The weekend started off with family and friends coming in from out of town and the weather was just gorgeous, my best friend and her boyfriend came in from Illinois and wanted to go to the beach. The four of us went to the beach the day before the wedding, looking back now that was probably a mistake; or maybe the mistake was not having sunscreen. Whichever, Todd and I got so burned that we glowed. The next day when it was time to dress for the wedding, my pretty ruffle dress hurt my skin. I could barely walk let alone bend over and get my shoes on. I managed with as little pain as possible, and we left for the chapel.

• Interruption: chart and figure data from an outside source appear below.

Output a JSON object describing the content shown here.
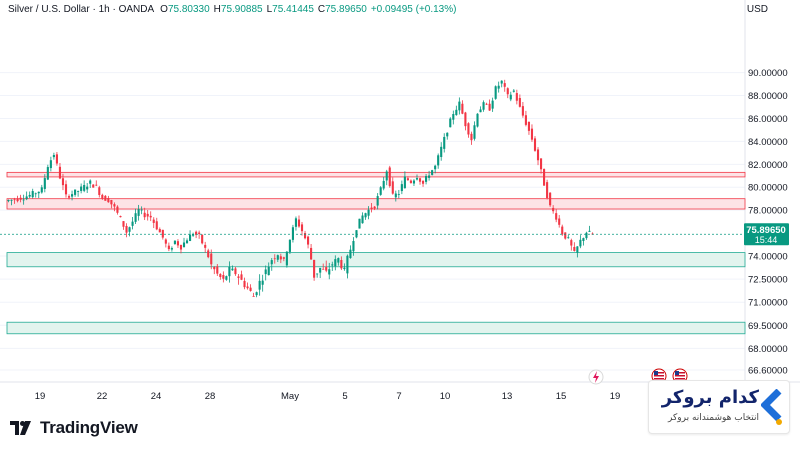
{
  "header": {
    "symbol": "Silver / U.S. Dollar · 1h · OANDA",
    "o_label": "O",
    "o_value": "75.80330",
    "h_label": "H",
    "h_value": "75.90885",
    "l_label": "L",
    "l_value": "75.41445",
    "c_label": "C",
    "c_value": "75.89650",
    "change": "+0.09495 (+0.13%)"
  },
  "currency": "USD",
  "price_badge": {
    "price": "75.89650",
    "countdown": "15:44"
  },
  "branding": {
    "tradingview": "TradingView",
    "broker_name": "کدام بروکر",
    "broker_tagline": "انتخاب هوشمندانه بروکر"
  },
  "colors": {
    "up": "#089981",
    "down": "#f23645",
    "resistance_fill": "#fde3e6",
    "support_fill": "#e2f4ee",
    "badge": "#089981"
  },
  "chart_data": {
    "type": "candlestick",
    "x_tick_labels": [
      "19",
      "22",
      "24",
      "28",
      "May",
      "5",
      "7",
      "10",
      "13",
      "15",
      "19"
    ],
    "y_tick_labels": [
      "90.00000",
      "88.00000",
      "86.00000",
      "84.00000",
      "82.00000",
      "80.00000",
      "78.00000",
      "74.00000",
      "72.50000",
      "71.00000",
      "69.50000",
      "68.00000",
      "66.60000"
    ],
    "current_price": 75.8965,
    "resistance_zones": [
      [
        80.9,
        81.3
      ],
      [
        78.1,
        79.0
      ]
    ],
    "support_zones": [
      [
        73.3,
        74.3
      ],
      [
        68.95,
        69.7
      ]
    ],
    "price_path": [
      [
        0,
        78.8
      ],
      [
        4,
        79.0
      ],
      [
        8,
        79.3
      ],
      [
        12,
        79.8
      ],
      [
        14,
        81.9
      ],
      [
        16,
        82.9
      ],
      [
        18,
        80.9
      ],
      [
        20,
        79.2
      ],
      [
        24,
        79.7
      ],
      [
        28,
        80.4
      ],
      [
        30,
        80.0
      ],
      [
        32,
        79.1
      ],
      [
        34,
        78.9
      ],
      [
        36,
        78.2
      ],
      [
        38,
        77.2
      ],
      [
        40,
        76.1
      ],
      [
        42,
        77.0
      ],
      [
        44,
        78.0
      ],
      [
        46,
        77.6
      ],
      [
        48,
        77.4
      ],
      [
        50,
        76.5
      ],
      [
        52,
        75.6
      ],
      [
        54,
        74.4
      ],
      [
        56,
        75.3
      ],
      [
        58,
        74.8
      ],
      [
        60,
        75.5
      ],
      [
        62,
        76.0
      ],
      [
        64,
        75.7
      ],
      [
        66,
        74.6
      ],
      [
        68,
        73.4
      ],
      [
        70,
        72.8
      ],
      [
        72,
        72.4
      ],
      [
        74,
        73.1
      ],
      [
        76,
        72.9
      ],
      [
        78,
        72.4
      ],
      [
        80,
        71.9
      ],
      [
        82,
        71.4
      ],
      [
        84,
        72.3
      ],
      [
        86,
        73.0
      ],
      [
        88,
        73.8
      ],
      [
        90,
        74.2
      ],
      [
        92,
        73.6
      ],
      [
        94,
        75.5
      ],
      [
        96,
        77.2
      ],
      [
        98,
        76.2
      ],
      [
        100,
        74.9
      ],
      [
        102,
        72.7
      ],
      [
        104,
        73.2
      ],
      [
        106,
        72.9
      ],
      [
        108,
        73.5
      ],
      [
        110,
        73.8
      ],
      [
        112,
        73.0
      ],
      [
        114,
        74.6
      ],
      [
        116,
        76.5
      ],
      [
        118,
        77.5
      ],
      [
        120,
        78.0
      ],
      [
        122,
        78.4
      ],
      [
        124,
        79.8
      ],
      [
        126,
        81.5
      ],
      [
        128,
        79.2
      ],
      [
        130,
        79.5
      ],
      [
        132,
        80.8
      ],
      [
        134,
        80.5
      ],
      [
        136,
        81.0
      ],
      [
        138,
        80.3
      ],
      [
        140,
        81.2
      ],
      [
        142,
        81.8
      ],
      [
        144,
        83.4
      ],
      [
        146,
        85.0
      ],
      [
        148,
        86.5
      ],
      [
        150,
        87.3
      ],
      [
        152,
        85.5
      ],
      [
        154,
        84.2
      ],
      [
        156,
        86.6
      ],
      [
        158,
        87.2
      ],
      [
        160,
        86.9
      ],
      [
        162,
        88.6
      ],
      [
        164,
        89.2
      ],
      [
        166,
        87.9
      ],
      [
        168,
        88.4
      ],
      [
        170,
        86.9
      ],
      [
        172,
        85.6
      ],
      [
        174,
        84.2
      ],
      [
        176,
        82.4
      ],
      [
        178,
        80.3
      ],
      [
        180,
        78.3
      ],
      [
        182,
        77.4
      ],
      [
        184,
        76.0
      ],
      [
        186,
        75.4
      ],
      [
        188,
        74.2
      ],
      [
        190,
        75.3
      ],
      [
        192,
        76.1
      ],
      [
        194,
        75.89
      ]
    ]
  }
}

As we were traveling down interstate 26 we encountered a traffic accident, that was causing a delay of course. All I could think about was that I was going to be late to my own wedding. We ended up getting there in the nick of time, I arrived at the chapel entered the back and waited for the music to begin. I was so nervous my body was literally shaking, I thought I was going to faint right there. My dad took me by the arm and away we went down the aisle. It was not a very long walk, but to me, at the moment I felt I was walking miles. I looked up and saw my family and friends all looking at me as I was shakily walking down the aisle; wondering if I was going to trip and make a spectacle out of this whole thing. I saw my groom standing there smiling and a glow from his eyes sparkled. I knew what I was doing was the right thing, I was just so nervous. The ceremony was perfect, we said our vows in front of family, friends, and God. I meant them then, and I still cherish the vows I took. I work hard daily on my marriage, some days it is hard as hell, others are easy.

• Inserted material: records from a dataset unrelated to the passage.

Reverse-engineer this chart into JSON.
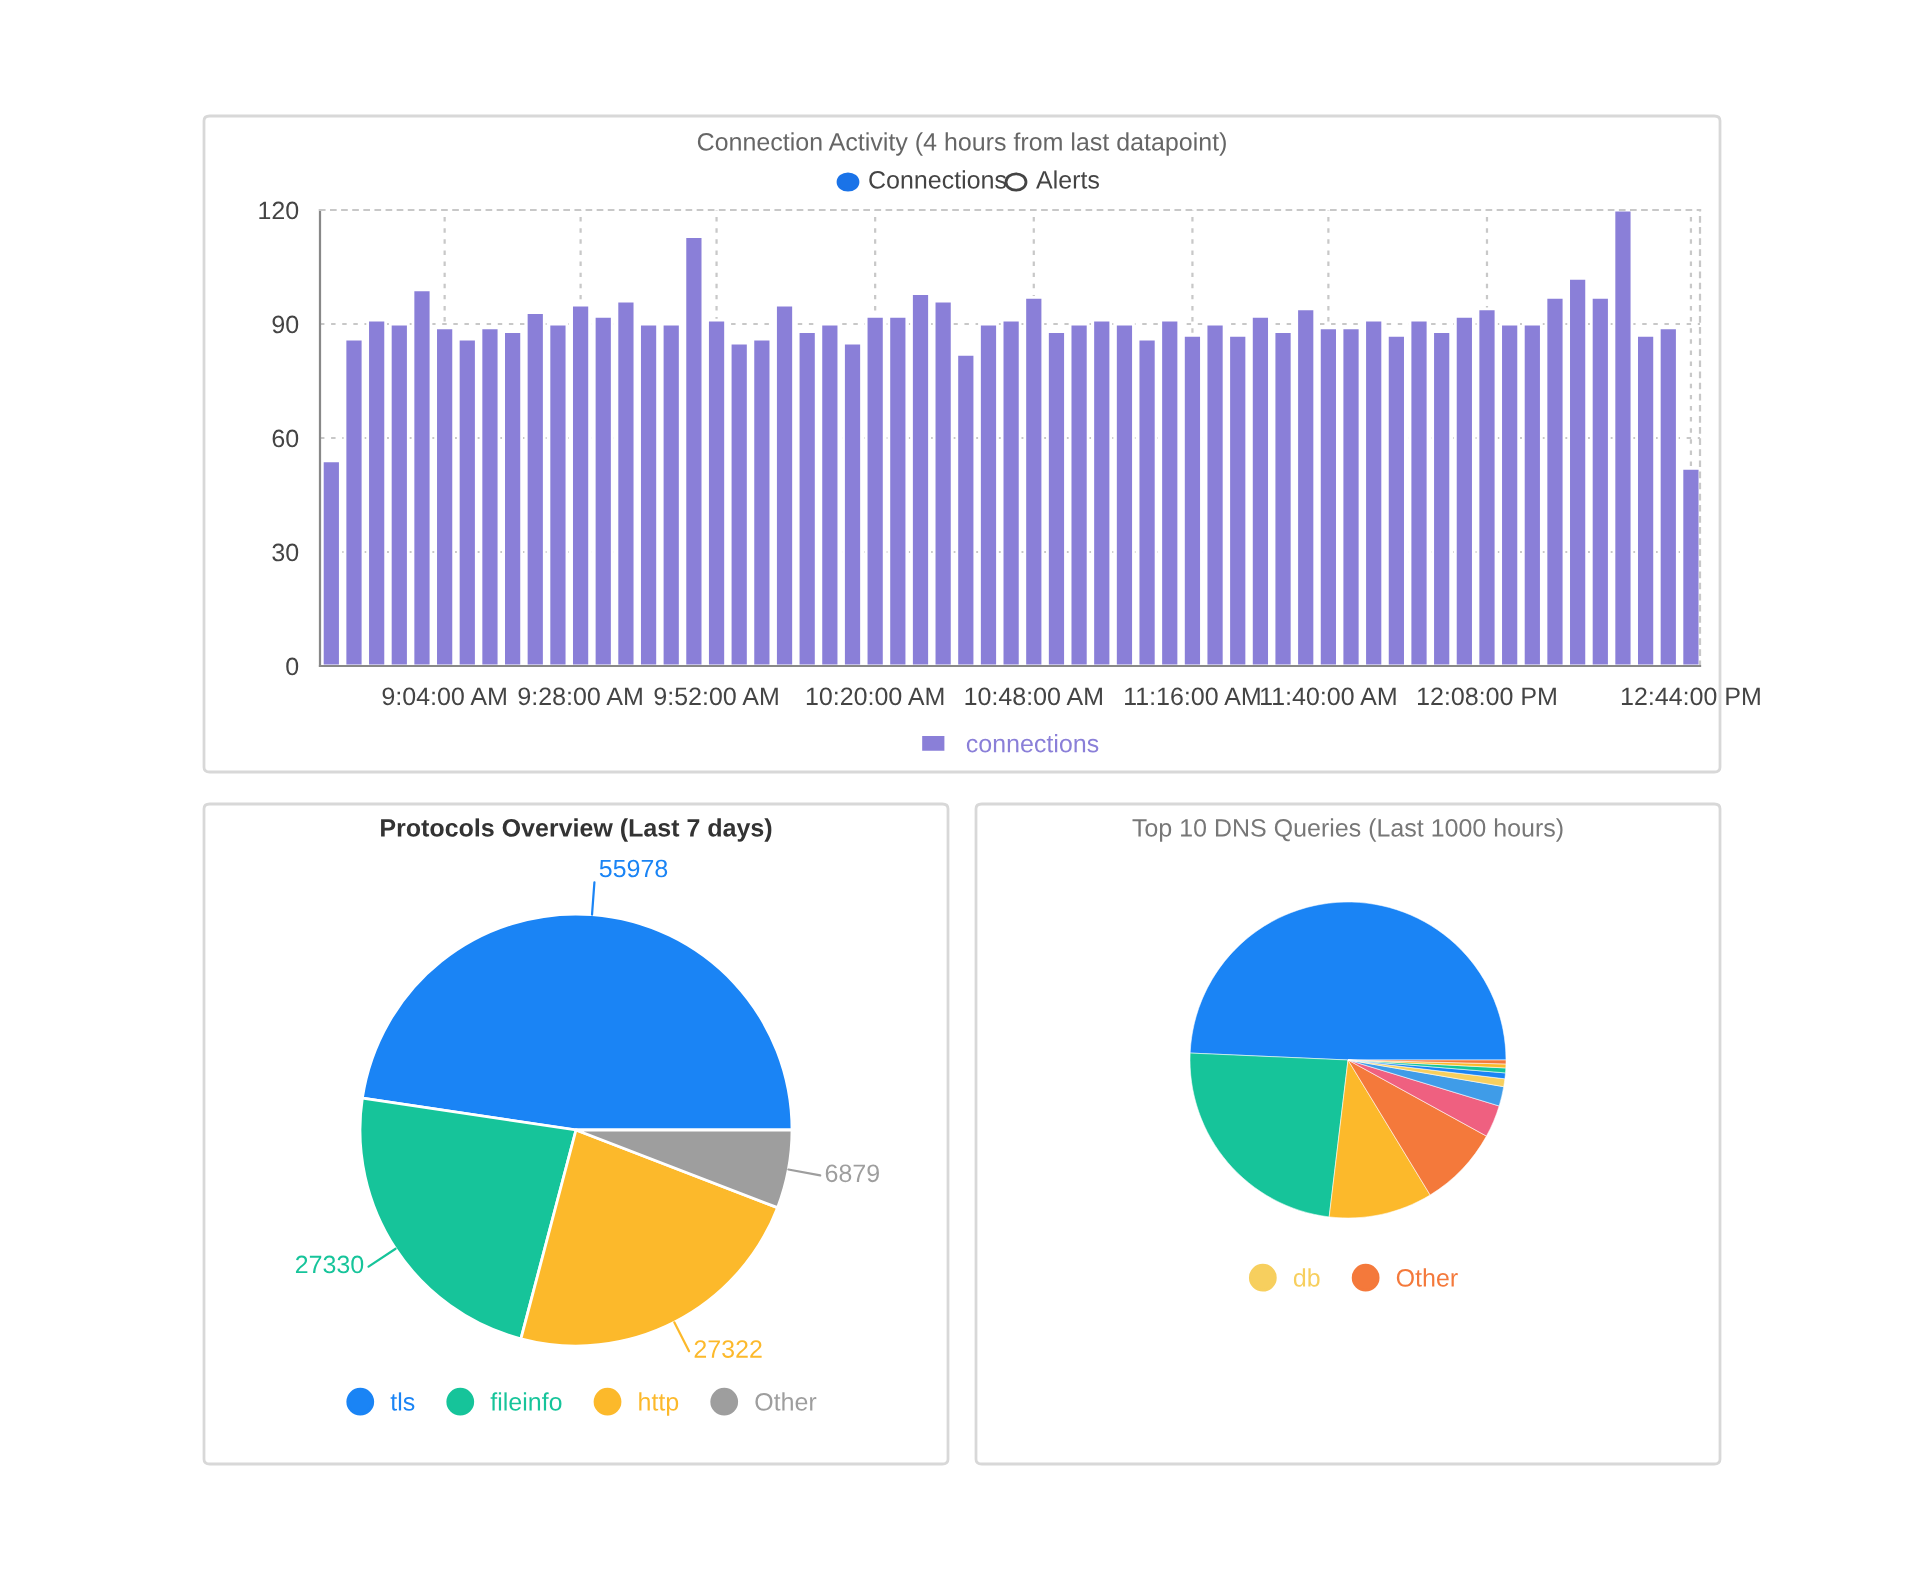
{
  "chart_data": [
    {
      "type": "bar",
      "title": "Connection Activity (4 hours from last datapoint)",
      "annotations": [
        "Connections",
        "Alerts"
      ],
      "x": [
        8.7333,
        8.8,
        8.8667,
        8.9333,
        9.0,
        9.0667,
        9.1333,
        9.2,
        9.2667,
        9.3333,
        9.4,
        9.4667,
        9.5333,
        9.6,
        9.6667,
        9.7333,
        9.8,
        9.8667,
        9.9333,
        10.0,
        10.0667,
        10.1333,
        10.2,
        10.2667,
        10.3333,
        10.4,
        10.4667,
        10.5333,
        10.6,
        10.6667,
        10.7333,
        10.8,
        10.8667,
        10.9333,
        11.0,
        11.0667,
        11.1333,
        11.2,
        11.2667,
        11.3333,
        11.4,
        11.4667,
        11.5333,
        11.6,
        11.6667,
        11.7333,
        11.8,
        11.8667,
        11.9333,
        12.0,
        12.0667,
        12.1333,
        12.2,
        12.2667,
        12.3333,
        12.4,
        12.4667,
        12.5333,
        12.6,
        12.6667,
        12.7333
      ],
      "series": [
        {
          "name": "connections",
          "color": "#8a7fd8",
          "values": [
            54,
            86,
            91,
            90,
            99,
            89,
            86,
            89,
            88,
            93,
            90,
            95,
            92,
            96,
            90,
            90,
            113,
            91,
            85,
            86,
            95,
            88,
            90,
            85,
            92,
            92,
            98,
            96,
            82,
            90,
            91,
            97,
            88,
            90,
            91,
            90,
            86,
            91,
            87,
            90,
            87,
            92,
            88,
            94,
            89,
            89,
            91,
            87,
            91,
            88,
            92,
            94,
            90,
            90,
            97,
            102,
            97,
            120,
            87,
            89,
            52
          ]
        }
      ],
      "xlim": [
        8.7,
        12.76
      ],
      "ylim": [
        0,
        120
      ],
      "yticks": [
        0,
        30,
        60,
        90,
        120
      ],
      "xticks": [
        {
          "value": 9.0667,
          "label": "9:04:00 AM"
        },
        {
          "value": 9.4667,
          "label": "9:28:00 AM"
        },
        {
          "value": 9.8667,
          "label": "9:52:00 AM"
        },
        {
          "value": 10.3333,
          "label": "10:20:00 AM"
        },
        {
          "value": 10.8,
          "label": "10:48:00 AM"
        },
        {
          "value": 11.2667,
          "label": "11:16:00 AM"
        },
        {
          "value": 11.6667,
          "label": "11:40:00 AM"
        },
        {
          "value": 12.1333,
          "label": "12:08:00 PM"
        },
        {
          "value": 12.7333,
          "label": "12:44:00 PM"
        }
      ],
      "grid": true,
      "legend": "bottom"
    },
    {
      "type": "pie",
      "title": "Protocols Overview (Last 7 days)",
      "categories": [
        "tls",
        "fileinfo",
        "http",
        "Other"
      ],
      "values": [
        55978,
        27330,
        27322,
        6879
      ],
      "colors": [
        "#1a84f5",
        "#16c49a",
        "#fcb92b",
        "#9e9e9e"
      ],
      "data_labels": true,
      "legend": "bottom"
    },
    {
      "type": "pie",
      "title": "Top 10 DNS Queries (Last 1000 hours)",
      "categories": [
        null,
        null,
        null,
        null,
        null,
        null,
        "db",
        null,
        null,
        null,
        "Other"
      ],
      "values": [
        49.3,
        23.8,
        10.6,
        8.3,
        3.3,
        2.0,
        0.8,
        0.6,
        0.5,
        0.4,
        0.4
      ],
      "colors": [
        "#1a84f5",
        "#16c49a",
        "#fcb92b",
        "#f4793b",
        "#ef6080",
        "#3f9ce8",
        "#f7cf5e",
        "#1a84f5",
        "#16c49a",
        "#fcb92b",
        "#f4793b"
      ],
      "legend": "bottom"
    }
  ]
}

Todd and I have not had a fairy tale marriage, we have had rough waters that we have crossed, tough times, separations and issues with the children. I feel that a marriage is God’s creation and that once you say “I Do”, then you should do all you can to fix anything wrong. Do not give up easily. “What therefore God has joined together, let not man separate” Mark 10:9.
I am in no way saying that if all is done to your power and there is no other way than that is between you, your spouse and God. I am not judging. I just know for me I work daily on trying to keep my marriage stable.
Each year, in my world, is special. 18 years is a lot of time together, and I want to cherish each moment that I have with him. As our children grow and move on one day, it is just going to be the two of us. Life is short.
So as I celebrate my anniversary I pray that I will have many more with the man I love with all my heart.